Officials in Ireland are making permanent a service enacted during the pandemic allowing medical cannabis delivery to registered patients in the country from companies based in The Netherlands, the Irish Post reports. Prior to the pandemic, Irish patients would have to travel to The Netherlands to pick up their medicine.
Although authorities in The Netherlands prohibit commercial exportation of cannabis oils, it does allow individual prescriptions from European Union states to be filled, the report says.
Irish Health Minister Stephen Donnelly told the Post that, following the implementation of the rule, his office received praise about the program which led to the decision to make it permanent.

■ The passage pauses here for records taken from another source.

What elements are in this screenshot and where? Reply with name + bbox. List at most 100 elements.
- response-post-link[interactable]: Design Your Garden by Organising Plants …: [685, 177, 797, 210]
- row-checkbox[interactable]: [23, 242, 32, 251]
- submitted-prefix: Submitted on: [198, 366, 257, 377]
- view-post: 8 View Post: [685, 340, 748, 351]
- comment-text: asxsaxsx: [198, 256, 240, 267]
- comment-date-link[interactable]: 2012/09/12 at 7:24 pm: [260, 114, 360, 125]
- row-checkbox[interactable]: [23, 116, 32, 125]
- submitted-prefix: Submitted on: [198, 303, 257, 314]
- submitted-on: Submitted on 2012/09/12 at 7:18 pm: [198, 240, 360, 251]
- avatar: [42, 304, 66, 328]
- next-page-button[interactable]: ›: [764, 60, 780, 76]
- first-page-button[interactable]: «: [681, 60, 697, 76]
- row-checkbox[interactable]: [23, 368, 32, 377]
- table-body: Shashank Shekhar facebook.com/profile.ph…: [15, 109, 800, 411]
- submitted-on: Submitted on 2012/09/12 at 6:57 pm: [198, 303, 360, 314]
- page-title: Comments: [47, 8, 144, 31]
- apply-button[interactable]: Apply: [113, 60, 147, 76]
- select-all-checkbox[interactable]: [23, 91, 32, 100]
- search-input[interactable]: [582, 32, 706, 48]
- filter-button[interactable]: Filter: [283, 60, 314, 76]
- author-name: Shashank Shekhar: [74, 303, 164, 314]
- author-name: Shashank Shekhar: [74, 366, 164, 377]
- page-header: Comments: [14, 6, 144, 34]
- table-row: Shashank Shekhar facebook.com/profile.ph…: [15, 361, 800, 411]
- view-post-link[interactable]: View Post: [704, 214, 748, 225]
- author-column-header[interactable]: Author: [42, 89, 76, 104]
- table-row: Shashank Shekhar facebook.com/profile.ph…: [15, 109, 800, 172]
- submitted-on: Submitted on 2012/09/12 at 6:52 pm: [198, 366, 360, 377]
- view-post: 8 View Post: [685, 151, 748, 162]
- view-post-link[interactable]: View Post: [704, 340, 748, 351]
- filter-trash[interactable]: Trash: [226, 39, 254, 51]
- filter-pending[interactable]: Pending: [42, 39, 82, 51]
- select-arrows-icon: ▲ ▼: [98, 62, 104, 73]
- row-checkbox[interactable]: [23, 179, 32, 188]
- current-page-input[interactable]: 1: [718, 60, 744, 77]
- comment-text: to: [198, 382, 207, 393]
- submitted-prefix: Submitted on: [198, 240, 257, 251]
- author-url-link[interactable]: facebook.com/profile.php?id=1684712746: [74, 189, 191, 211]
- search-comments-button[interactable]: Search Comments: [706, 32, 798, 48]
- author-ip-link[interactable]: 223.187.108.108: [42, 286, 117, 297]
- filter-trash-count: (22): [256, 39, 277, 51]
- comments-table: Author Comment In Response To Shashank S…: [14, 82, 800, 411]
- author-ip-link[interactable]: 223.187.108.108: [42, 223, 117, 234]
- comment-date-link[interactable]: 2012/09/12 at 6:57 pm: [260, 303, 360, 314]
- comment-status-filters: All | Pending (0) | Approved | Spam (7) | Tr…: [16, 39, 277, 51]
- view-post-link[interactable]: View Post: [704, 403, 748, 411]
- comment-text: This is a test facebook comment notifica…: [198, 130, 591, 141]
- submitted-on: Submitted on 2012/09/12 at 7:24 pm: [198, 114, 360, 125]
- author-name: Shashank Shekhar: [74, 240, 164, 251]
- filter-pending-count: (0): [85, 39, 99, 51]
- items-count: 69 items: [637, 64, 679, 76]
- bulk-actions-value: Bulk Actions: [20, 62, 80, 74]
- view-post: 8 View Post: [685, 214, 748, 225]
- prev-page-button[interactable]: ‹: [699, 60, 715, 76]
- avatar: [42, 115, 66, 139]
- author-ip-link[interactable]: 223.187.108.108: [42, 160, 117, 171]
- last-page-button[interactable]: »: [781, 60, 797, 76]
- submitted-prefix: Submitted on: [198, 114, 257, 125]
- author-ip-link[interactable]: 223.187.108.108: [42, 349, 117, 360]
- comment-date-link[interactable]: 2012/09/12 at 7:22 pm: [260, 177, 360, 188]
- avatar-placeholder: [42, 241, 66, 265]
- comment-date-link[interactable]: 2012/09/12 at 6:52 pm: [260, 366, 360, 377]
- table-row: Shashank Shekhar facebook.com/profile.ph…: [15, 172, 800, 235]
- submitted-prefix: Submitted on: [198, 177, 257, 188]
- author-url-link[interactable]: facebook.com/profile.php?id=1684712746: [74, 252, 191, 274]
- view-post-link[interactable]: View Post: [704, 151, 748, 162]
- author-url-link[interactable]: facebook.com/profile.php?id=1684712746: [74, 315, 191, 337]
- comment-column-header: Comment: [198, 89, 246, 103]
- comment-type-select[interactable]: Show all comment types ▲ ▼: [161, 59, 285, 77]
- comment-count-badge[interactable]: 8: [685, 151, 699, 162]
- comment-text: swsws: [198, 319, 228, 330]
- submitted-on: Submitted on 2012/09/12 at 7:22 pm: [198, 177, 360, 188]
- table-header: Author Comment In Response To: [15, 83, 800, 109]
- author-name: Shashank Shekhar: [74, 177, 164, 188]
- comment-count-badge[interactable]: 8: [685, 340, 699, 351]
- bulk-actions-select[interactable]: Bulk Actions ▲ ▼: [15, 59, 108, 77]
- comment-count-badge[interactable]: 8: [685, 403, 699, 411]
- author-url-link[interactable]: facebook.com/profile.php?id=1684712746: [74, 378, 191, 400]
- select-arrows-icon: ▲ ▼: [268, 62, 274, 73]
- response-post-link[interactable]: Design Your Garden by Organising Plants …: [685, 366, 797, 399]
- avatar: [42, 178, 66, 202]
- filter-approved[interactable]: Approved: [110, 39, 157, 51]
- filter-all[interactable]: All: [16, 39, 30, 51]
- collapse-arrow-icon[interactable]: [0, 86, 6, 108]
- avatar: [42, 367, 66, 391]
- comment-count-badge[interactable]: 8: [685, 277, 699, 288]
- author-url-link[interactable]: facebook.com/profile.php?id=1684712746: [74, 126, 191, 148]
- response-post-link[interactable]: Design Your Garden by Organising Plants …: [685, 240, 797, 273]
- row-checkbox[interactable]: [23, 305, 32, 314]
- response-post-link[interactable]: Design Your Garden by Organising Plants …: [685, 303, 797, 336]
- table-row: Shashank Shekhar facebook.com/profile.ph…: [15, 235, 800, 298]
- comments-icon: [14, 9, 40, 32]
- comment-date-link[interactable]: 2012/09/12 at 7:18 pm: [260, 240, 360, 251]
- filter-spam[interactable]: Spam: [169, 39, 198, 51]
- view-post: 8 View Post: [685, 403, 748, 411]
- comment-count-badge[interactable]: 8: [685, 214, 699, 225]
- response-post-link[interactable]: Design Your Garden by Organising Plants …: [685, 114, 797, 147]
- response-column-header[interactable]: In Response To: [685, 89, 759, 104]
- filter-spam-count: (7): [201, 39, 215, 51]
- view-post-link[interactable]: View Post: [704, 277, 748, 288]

“They spoke about the stress of having to travel regularly and the associated health risks with that, as well as their concerns that they would run out of their medication. There will no longer be a need for them to travel abroad in order to collect their prescribed cannabis products. Instead, they can focus on their health and wellbeing. The welfare of patients and their families comes first and I am happy to reassure them that they will no longer have to personally source their prescriptions.” – Donnelly in a statement via the Post
Ireland launched its medical cannabis program as a 5-year pilot just last year. The program allows access for just three qualifying conditions – intractable nausea and vomiting associated with chemotherapy, severe and treatment-resistant epilepsy, and spasticity associated with multiple sclerosis. According to the Post report, there are 30 physicians in Ireland licensed to make program recommendations.
Health Department officials still have to finalize the details of the delivery service as a permanent part of the medical cannabis regime.